Convening as Keeping Together
You might have had the same experience as I have after gaining terrific new ideas at an exciting library event – I get back to my normal world of pressures and responsibilities and just cannot start to implement new ideas on my own.  NYLA offers us ways to keep together, to maintain our momentum and spirit even as we are working separately in our own libraries and communities.  NYLA is replete with volunteer opportunities, from elected offices to service in committees, task forces, and roundtables.  Many of the current NYLA initiatives were started by one or two people with an interest and a passion.  Propose an idea and let NYLA help you figure out how to get it done.

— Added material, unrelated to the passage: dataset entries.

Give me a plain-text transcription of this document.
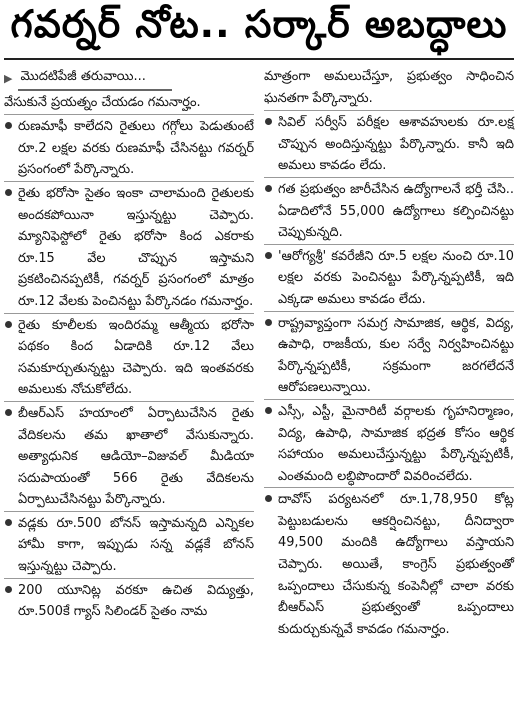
గవర్నర్ నోట.. సర్కార్ అబద్ధాలు
▶ మొదటిపేజీ తరువాయి...

వేసుకునే ప్రయత్నం చేయడం గమనార్హం.

రుణమాఫీ కాలేదని రైతులు గగ్గోలు పెడుతుంటే రూ.2 లక్షల వరకు రుణమాఫీ చేసినట్టు గవర్నర్ ప్రసంగంలో పేర్కొన్నారు.

రైతు భరోసా సైతం ఇంకా చాలామంది రైతులకు అందకపోయినా ఇస్తున్నట్టు చెప్పారు. మ్యానిఫెస్టోలో రైతు భరోసా కింద ఎకరాకు రూ.15 వేల చొప్పున ఇస్తామని ప్రకటించినప్పటికీ, గవర్నర్ ప్రసంగంలో మాత్రం రూ.12 వేలకు పెంచినట్టు పేర్కొనడం గమనార్హం.

రైతు కూలీలకు ఇందిరమ్మ ఆత్మీయ భరోసా పథకం కింద ఏడాదికి రూ.12 వేలు సమకూర్చుతున్నట్టు చెప్పారు. ఇది ఇంతవరకు అమలుకు నోచుకోలేదు.

బీఆర్ఎస్ హయాంలో ఏర్పాటుచేసిన రైతు వేదికలను తమ ఖాతాలో వేసుకున్నారు. అత్యాధునిక ఆడియో–విజువల్ మీడియా సదుపాయంతో 566 రైతు వేదికలను ఏర్పాటుచేసినట్టు పేర్కొన్నారు.

వడ్లకు రూ.500 బోనస్ ఇస్తామన్నది ఎన్నికల హామీ కాగా, ఇప్పుడు సన్న వడ్లకే బోనస్ ఇస్తున్నట్టు చెప్పారు.

200 యూనిట్ల వరకూ ఉచిత విద్యుత్తు, రూ.500కే గ్యాస్ సిలిండర్ సైతం నామ

మాత్రంగా అమలుచేస్తూ, ప్రభుత్వం సాధించిన ఘనతగా పేర్కొన్నారు.

సివిల్ సర్వీస్ పరీక్షల ఆశావహులకు రూ.లక్ష చొప్పున అందిస్తున్నట్టు పేర్కొన్నారు. కానీ ఇది అమలు కావడం లేదు.

గత ప్రభుత్వం జారీచేసిన ఉద్యోగాలనే భర్తీ చేసి.. ఏడాదిలోనే 55,000 ఉద్యోగాలు కల్పించినట్టు చెప్పుకున్నది.

'ఆరోగ్యశ్రీ' కవరేజీని రూ.5 లక్షల నుంచి రూ.10 లక్షల వరకు పెంచినట్టు పేర్కొన్నప్పటికీ, ఇది ఎక్కడా అమలు కావడం లేదు.

రాష్ట్రవ్యాప్తంగా సమగ్ర సామాజిక, ఆర్థిక, విద్య, ఉపాధి, రాజకీయ, కుల సర్వే నిర్వహించినట్టు పేర్కొన్నప్పటికీ, సక్రమంగా జరగలేదనే ఆరోపణలున్నాయి.

ఎస్సీ, ఎస్టీ, మైనారిటీ వర్గాలకు గృహనిర్మాణం, విద్య, ఉపాధి, సామాజిక భద్రత కోసం ఆర్థిక సహాయం అమలుచేస్తున్నట్టు పేర్కొన్నప్పటికీ, ఎంతమంది లబ్ధిపొందారో వివరించలేదు.

దావోస్ పర్యటనలో రూ.1,78,950 కోట్ల పెట్టుబడులను ఆకర్షించినట్టు, దీనిద్వారా 49,500 మందికి ఉద్యోగాలు వస్తాయని చెప్పారు. అయితే, కాంగ్రెస్ ప్రభుత్వంతో ఒప్పందాలు చేసుకున్న కంపెనీల్లో చాలా వరకు బీఆర్ఎస్ ప్రభుత్వంతో ఒప్పందాలు కుదుర్చుకున్నవే కావడం గమనార్హం.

The idea of keeping together is actually what propelled me to start the Everyday Advocacy initiative and ask Ron Kirsop to lead it.  I see advocacy as a continuing effort of conversation, affirmation, and connection, not a once- or twice-a-year event.  By enabling every library supporter, whether a library employee or an interested member of the community, to recognize and speak up about the impact and value of libraries of all types, this initiative has the potential to build sustained relationships with our communities.  Everyday Advocacy will keep us together.

Convening as Working Together
By helping us to come together and to build a fabric of sustained connections, NYLA has prepared us for the long run – working together to create change.  The outcome from the Academic Library Summit will be proposed actions that we can take together to change the landscape and address the complex issues faced by academic and special libraries (and, to some degree, by libraries of all types).  

The actions embedded in the NYLA Strategic Plan are being carried by units across the association.  You can, in fact, read about the good work of your NYLA colleagues in this eBulletin.

This summer, I hope to be an ambassador of NYLA’s convening role by visiting libraries and library systems across the state and meeting with local librarians and library supporters.  Please invite me to come when it is convenient; I would love to build a schedule that enables us to work together to strengthen libraries across the state of New York.